Most of Naz’s actions can be traced back to his age. For his part, Naz is not sad to be transferring and has come to terms with moving to a higher security prison. After all, it isn’t the first time he’s been on one of the more violent yards, and perhaps a small part of him believes the more structured environment will help him with his decision making.
His choices are really only problematic because of where he’s making them. One of his most recent write-ups was for possession of a cell phone. Phones are now common in prison, and the pathway to the outside world that they represent proves too much for most people in here to resist. Naz found his younger brother with that cell phone, someone he’d never met before. In fact, he’d also located his birth mother while in Juvenile Hall when he noticed a kid there who had the same last name as his mother. For Naz, those moments are the highlights of his young life. As he strives to discover what type of man he will be, it’s showing the initiative to find his family, being a big brother to his younger siblings, and being respected by his peers because of his experience that shows him his own potential.
My hope for Naz is that he finds a strong support network waiting for him at the next prison. I hope he doesn’t internalize a belief that he is somehow flawed, or different from other kids his age.
Still, Naz is exceptional. While here, he’s seen glimpses of his potential, and knows that he doesn’t necessarily have to conform to his circumstances, but can instead rise above them. The same kid who can find his mom, even from gladiator school, can also find the pathway to being his best self. As time goes by, he’ll gain greater control of his impulse control, and grow better at resisting peer pressure. I’m betting that, in his case, it’ll be sooner rather than later.

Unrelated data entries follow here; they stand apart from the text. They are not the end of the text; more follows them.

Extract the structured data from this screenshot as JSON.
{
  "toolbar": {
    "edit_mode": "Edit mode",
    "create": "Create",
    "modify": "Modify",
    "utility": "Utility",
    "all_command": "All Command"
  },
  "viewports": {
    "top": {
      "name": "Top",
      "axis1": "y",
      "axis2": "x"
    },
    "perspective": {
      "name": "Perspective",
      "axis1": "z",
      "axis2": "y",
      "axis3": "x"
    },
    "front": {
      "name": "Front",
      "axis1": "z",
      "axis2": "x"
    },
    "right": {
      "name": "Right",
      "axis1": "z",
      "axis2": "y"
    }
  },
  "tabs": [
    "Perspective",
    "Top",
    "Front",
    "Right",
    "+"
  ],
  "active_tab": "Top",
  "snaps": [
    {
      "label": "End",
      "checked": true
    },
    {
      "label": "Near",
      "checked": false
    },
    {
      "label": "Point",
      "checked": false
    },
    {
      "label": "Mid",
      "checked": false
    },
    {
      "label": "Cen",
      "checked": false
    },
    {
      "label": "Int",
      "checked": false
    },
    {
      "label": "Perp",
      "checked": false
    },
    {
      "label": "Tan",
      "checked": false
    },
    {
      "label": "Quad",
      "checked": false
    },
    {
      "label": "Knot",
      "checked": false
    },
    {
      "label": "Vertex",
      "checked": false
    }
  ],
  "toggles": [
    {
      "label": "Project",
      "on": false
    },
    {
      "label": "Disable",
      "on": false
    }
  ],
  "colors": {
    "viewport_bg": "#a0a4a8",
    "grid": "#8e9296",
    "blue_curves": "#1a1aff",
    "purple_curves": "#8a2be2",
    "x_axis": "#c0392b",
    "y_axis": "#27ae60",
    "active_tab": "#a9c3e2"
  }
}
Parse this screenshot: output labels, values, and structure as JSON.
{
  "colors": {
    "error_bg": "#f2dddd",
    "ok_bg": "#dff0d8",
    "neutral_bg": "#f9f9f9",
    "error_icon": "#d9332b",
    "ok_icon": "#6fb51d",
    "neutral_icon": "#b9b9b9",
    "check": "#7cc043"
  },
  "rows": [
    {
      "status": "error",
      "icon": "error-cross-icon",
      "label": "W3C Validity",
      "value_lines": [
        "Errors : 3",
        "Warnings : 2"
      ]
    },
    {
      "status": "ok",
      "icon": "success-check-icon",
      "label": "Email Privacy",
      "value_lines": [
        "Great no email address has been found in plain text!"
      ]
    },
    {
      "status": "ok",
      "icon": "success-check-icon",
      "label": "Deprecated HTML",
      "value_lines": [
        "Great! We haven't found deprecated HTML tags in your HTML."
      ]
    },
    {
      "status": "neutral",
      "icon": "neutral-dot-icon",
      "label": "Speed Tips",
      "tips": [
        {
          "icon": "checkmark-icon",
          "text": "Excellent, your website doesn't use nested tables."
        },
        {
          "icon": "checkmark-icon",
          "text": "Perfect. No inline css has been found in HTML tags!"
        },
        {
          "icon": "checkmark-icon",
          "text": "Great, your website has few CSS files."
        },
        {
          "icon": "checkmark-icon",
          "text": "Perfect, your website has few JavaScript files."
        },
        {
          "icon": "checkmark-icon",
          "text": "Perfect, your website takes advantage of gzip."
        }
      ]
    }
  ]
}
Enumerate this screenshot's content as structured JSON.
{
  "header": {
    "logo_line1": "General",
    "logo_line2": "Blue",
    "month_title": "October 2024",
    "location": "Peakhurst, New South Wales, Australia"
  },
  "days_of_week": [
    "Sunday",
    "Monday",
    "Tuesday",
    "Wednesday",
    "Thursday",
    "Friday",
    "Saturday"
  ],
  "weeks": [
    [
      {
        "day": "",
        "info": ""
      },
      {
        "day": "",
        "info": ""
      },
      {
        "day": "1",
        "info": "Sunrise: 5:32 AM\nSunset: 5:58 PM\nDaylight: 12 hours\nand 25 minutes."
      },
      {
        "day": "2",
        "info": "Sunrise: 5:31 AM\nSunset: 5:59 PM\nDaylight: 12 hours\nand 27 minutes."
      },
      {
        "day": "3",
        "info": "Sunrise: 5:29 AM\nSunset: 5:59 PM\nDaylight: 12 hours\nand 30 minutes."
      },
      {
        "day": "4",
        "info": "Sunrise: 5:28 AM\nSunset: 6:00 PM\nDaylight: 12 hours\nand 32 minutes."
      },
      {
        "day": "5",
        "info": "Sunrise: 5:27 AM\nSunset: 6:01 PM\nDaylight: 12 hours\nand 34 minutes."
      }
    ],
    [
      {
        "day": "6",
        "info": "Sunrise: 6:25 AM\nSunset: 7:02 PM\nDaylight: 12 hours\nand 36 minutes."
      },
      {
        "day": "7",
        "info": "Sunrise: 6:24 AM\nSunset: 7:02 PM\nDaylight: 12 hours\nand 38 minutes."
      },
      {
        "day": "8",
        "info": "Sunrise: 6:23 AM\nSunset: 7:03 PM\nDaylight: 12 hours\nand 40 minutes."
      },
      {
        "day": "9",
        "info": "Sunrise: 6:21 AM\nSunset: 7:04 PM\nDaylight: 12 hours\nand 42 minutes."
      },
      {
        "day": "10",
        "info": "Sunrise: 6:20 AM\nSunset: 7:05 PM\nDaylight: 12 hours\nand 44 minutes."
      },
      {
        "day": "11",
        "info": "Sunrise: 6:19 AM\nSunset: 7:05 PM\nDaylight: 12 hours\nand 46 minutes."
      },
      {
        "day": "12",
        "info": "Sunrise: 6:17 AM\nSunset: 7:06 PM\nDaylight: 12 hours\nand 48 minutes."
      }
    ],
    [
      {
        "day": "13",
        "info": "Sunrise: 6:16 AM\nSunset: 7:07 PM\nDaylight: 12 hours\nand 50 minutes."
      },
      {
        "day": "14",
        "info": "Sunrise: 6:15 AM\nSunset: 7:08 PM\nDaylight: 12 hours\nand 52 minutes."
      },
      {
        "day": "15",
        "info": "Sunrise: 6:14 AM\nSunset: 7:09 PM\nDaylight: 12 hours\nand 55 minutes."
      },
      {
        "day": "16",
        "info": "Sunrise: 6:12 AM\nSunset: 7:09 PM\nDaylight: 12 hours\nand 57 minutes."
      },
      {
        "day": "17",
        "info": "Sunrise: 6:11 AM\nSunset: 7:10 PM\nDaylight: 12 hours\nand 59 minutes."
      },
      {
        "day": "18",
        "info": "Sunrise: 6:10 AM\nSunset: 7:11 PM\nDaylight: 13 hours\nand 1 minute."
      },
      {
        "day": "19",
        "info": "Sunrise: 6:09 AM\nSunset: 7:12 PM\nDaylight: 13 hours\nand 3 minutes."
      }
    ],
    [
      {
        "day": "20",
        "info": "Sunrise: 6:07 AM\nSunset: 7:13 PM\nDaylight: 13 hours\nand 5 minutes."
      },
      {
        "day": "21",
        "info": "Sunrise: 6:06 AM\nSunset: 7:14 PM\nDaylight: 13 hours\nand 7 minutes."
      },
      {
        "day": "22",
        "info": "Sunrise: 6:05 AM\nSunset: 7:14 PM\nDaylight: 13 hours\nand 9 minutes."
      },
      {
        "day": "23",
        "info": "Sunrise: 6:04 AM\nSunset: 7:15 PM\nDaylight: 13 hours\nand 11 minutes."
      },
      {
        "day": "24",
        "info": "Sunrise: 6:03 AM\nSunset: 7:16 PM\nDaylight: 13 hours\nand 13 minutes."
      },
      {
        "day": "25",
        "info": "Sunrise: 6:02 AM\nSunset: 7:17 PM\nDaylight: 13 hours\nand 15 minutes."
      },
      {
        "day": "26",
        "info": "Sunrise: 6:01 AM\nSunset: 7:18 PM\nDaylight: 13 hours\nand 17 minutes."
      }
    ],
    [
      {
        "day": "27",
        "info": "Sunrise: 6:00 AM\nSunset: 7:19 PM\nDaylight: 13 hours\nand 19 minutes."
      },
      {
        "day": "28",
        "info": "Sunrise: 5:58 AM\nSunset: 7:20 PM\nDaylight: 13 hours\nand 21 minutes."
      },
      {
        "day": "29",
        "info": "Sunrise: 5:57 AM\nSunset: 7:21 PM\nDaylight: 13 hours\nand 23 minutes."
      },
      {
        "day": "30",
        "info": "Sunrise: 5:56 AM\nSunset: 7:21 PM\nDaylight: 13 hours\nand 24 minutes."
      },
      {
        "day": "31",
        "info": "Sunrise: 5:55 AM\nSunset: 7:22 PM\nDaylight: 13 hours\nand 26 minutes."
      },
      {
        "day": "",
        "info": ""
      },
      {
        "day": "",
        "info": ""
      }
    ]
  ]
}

Author James King recently had his sentence commuted by Governor Brown and will go before the parole board as early as this spring, to be considered for release.
Re:vision, where this essay was first published, is a series of personal blogs written through the FirstWatch project at San Quentin State Prison. Through traditional postal mail letters, the journalists delve into a list of topics, looking at them through a lens that includes the complex interweave of relationships between self, society, and incarceration, also opening themselves up to responding to perceptions and questions posed by the public.
FirstWatch is a media project started by a group of men incarcerated at San Quentin, in collaboration with Re:store Justice, which works in partnership with incarcerated people, survivors of crime, district attorneys, and the community. Their mission is to re-imagine and reform our criminal justice system to be one of true inclusion and justice.
Pretty good story. Naz was not simply sent to state prison because of a carjacking that happened at age 15. There must be something else involved because his case was handled by an adult court, not a juvenile court because of its severity. Perhaps he had a firearm, maybe he didn’t. Naz is symbolic of so many traumatized young people who were victims first, then, when unable to cope and with an undeveloped brain, committed a very violent act. But, everyone is redeemable – it just takes some longer than others.